Un viol, trois versions : celles de Jean de Carrouges (Matt Damon), Jacques le Gris (Adam Driver) et Marguerite de Thibouville (Jodie Comer). Comme moi, Ridley Scott a découvert Rashomon sur le tard. Il nous propose donc un film divisé en trois parties : trois flashbacks successifs qui nous proposent la vérité selon les différents personnages impliqués. Le premier, un chevalier vaillant au combat, marié à la victime, avide de prestige et de reconnaissance, veut sauver son nom et son honneur. Le deuxième, un écuyer roublard et libidineux, favori du comte, cherche à glorifier sa virilité en ces temps où les mœurs n'étaient pas tout à fait les mêmes qu'aujourd'hui. Quant à la troisième, une femme qui va donc souffrir de sa douceur et de sa beauté, toute entourée qu'elle est de rustres et d'éclopés du ciboulot, elle est déterminée à faire éclater la vérité en parlant pour celles qui se taisent. Ces différents points de vue, présentés les uns après les autres, forment un récit parfois assez monotone mais globalement divertissant et de plus en plus prenant à mesure qu'il avance. On finit par reconnaître l'art du storytelling que l'on croyait perdu d'un Ridley Scott plutôt en forme qui donne un certain souffle à un scénario dans l'air du temps et plutôt malin, écrit à trois mains (Ben Affleck, Matt Damon et Nicole Holofcener). Si son film paraît d'abord un poil long, il remplit au final aisément son objectif. Sa construction lui donne même un côté ludique malgré le caractère répugnant de l'histoire contée.

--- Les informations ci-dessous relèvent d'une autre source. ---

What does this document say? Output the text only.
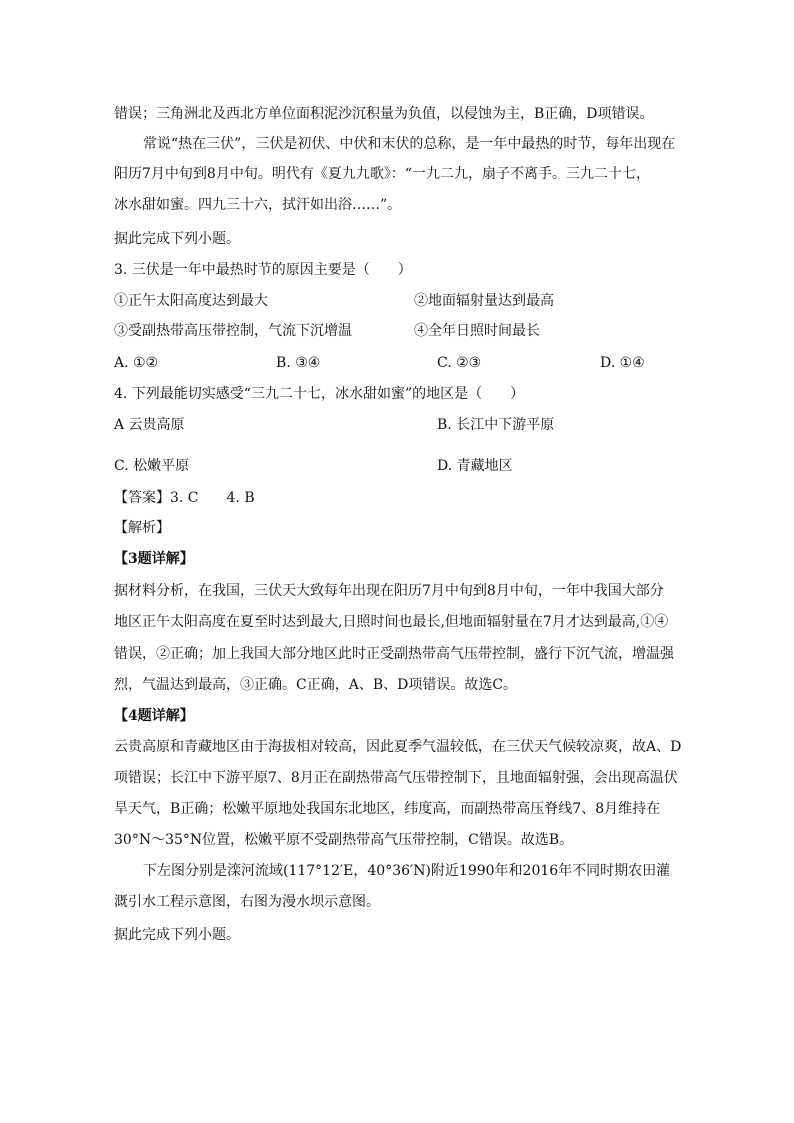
错误；三角洲北及西北方单位面积泥沙沉积量为负值，以侵蚀为主，B正确，D项错误。
常说“热在三伏”，三伏是初伏、中伏和末伏的总称，是一年中最热的时节，每年出现在
阳历7月中旬到8月中旬。明代有《夏九九歌》：“一九二九，扇子不离手。三九二十七，
冰水甜如蜜。四九三十六，拭汗如出浴……”。
据此完成下列小题。
3. 三伏是一年中最热时节的原因主要是（　　）
①正午太阳高度达到最大	②地面辐射量达到最高
③受副热带高压带控制，气流下沉增温	④全年日照时间最长
A. ①②	B. ③④	C. ②③	D. ①④
4. 下列最能切实感受“三九二十七，冰水甜如蜜”的地区是（　　）
A 云贵高原	B. 长江中下游平原
C. 松嫩平原	D. 青藏地区
【答案】3. C　　4. B
【解析】
【3题详解】
据材料分析，在我国，三伏天大致每年出现在阳历7月中旬到8月中旬，一年中我国大部分
地区正午太阳高度在夏至时达到最大,日照时间也最长,但地面辐射量在7月才达到最高,①④
错误，②正确；加上我国大部分地区此时正受副热带高气压带控制，盛行下沉气流，增温强
烈，气温达到最高，③正确。C正确，A、B、D项错误。故选C。
【4题详解】
云贵高原和青藏地区由于海拔相对较高，因此夏季气温较低，在三伏天气候较凉爽，故A、D
项错误；长江中下游平原7、8月正在副热带高气压带控制下，且地面辐射强，会出现高温伏
旱天气，B正确；松嫩平原地处我国东北地区，纬度高，而副热带高压脊线7、8月维持在
30°N～35°N位置，松嫩平原不受副热带高气压带控制，C错误。故选B。
下左图分别是滦河流域(117°12′E，40°36′N)附近1990年和2016年不同时期农田灌
溉引水工程示意图，右图为漫水坝示意图。
据此完成下列小题。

Admettons cependant que tout ça n'est pas d'une grande finesse, ce qui n'a d'ailleurs jamais été le signe distinctif du réalisateur de Gladiator. Le Dernier duel pèse de tout son poids par sa photographie grisâtre, soignée mais terriblement banale pour un tel film, et sa peinture de l'époque à si gros traits. Le cinéaste anglais alimente en effet une vision décadente et outrancière du Moyen Âge tardif, qui a presque ici quelque chose de burlesque. Les Monty Pythons sont pas loin ! Les acteurs, en tout cas, semblent avoir pris du plaisir à jouer leurs partitions, même un étonnant Ben Affleck en comte débauché, que je suis pourtant d'ordinaire le premier à pointer du doigt. Matt Damon n'a pas rechigné à s'enlaidir, lui que les années n'épargnent déjà pas, et s'avère très crédible dans le rôle : on oublie l'acteur derrière les cicatrices et la coupe de cheveux immonde. Face à lui, Adam Driver joue parfaitement de sa large carrure et de son visage si particulier, je le qualifierai de reptilien et, plus exactement, de vipérin, ce qui est en outre raccord avec son propre anaconda qu'il ne parvient guère à maîtriser. Quant à Jodie Comer, elle est irréprochable et le choix de cette actrice habituée aux séries paraît très judicieux. Pour ce qui est du duel promis par le titre, que l'on obtient à la toute fin, il n'est en rien décevant malgré toute l'attente savamment entretenue par le réalisateur. Brutal à souhait et d'une longueur raisonnable, il vaut vraiment le coup d’œil : les amateurs d'action seront satisfaits. À 84 ans, Ridley Scott prouve qu'il n'a pas tout à fait perdu la main et qu'il peut encore nous faire profiter de ce savoir-faire qui lui a valu tant de succès depuis des décennies. Enfin, j'ai relevé un étonnant petit moment de grâce, peut-être fortuit, caché au beau milieu de ces 152 minutes de bobine : lors de cette scène, dans sa première version, où Marguerite de Thibouville, pour savoir qui vient, ouvre le judas de la porte cochère de sa demeure. Une jolie mèche blonde délicatement bouclée de l'actrice, soufflée par le vent, passe alors par l'ouverture, entretenant l’ambiguïté de la situation et contribuant, malgré elle, à attirer le prédateur chez elle.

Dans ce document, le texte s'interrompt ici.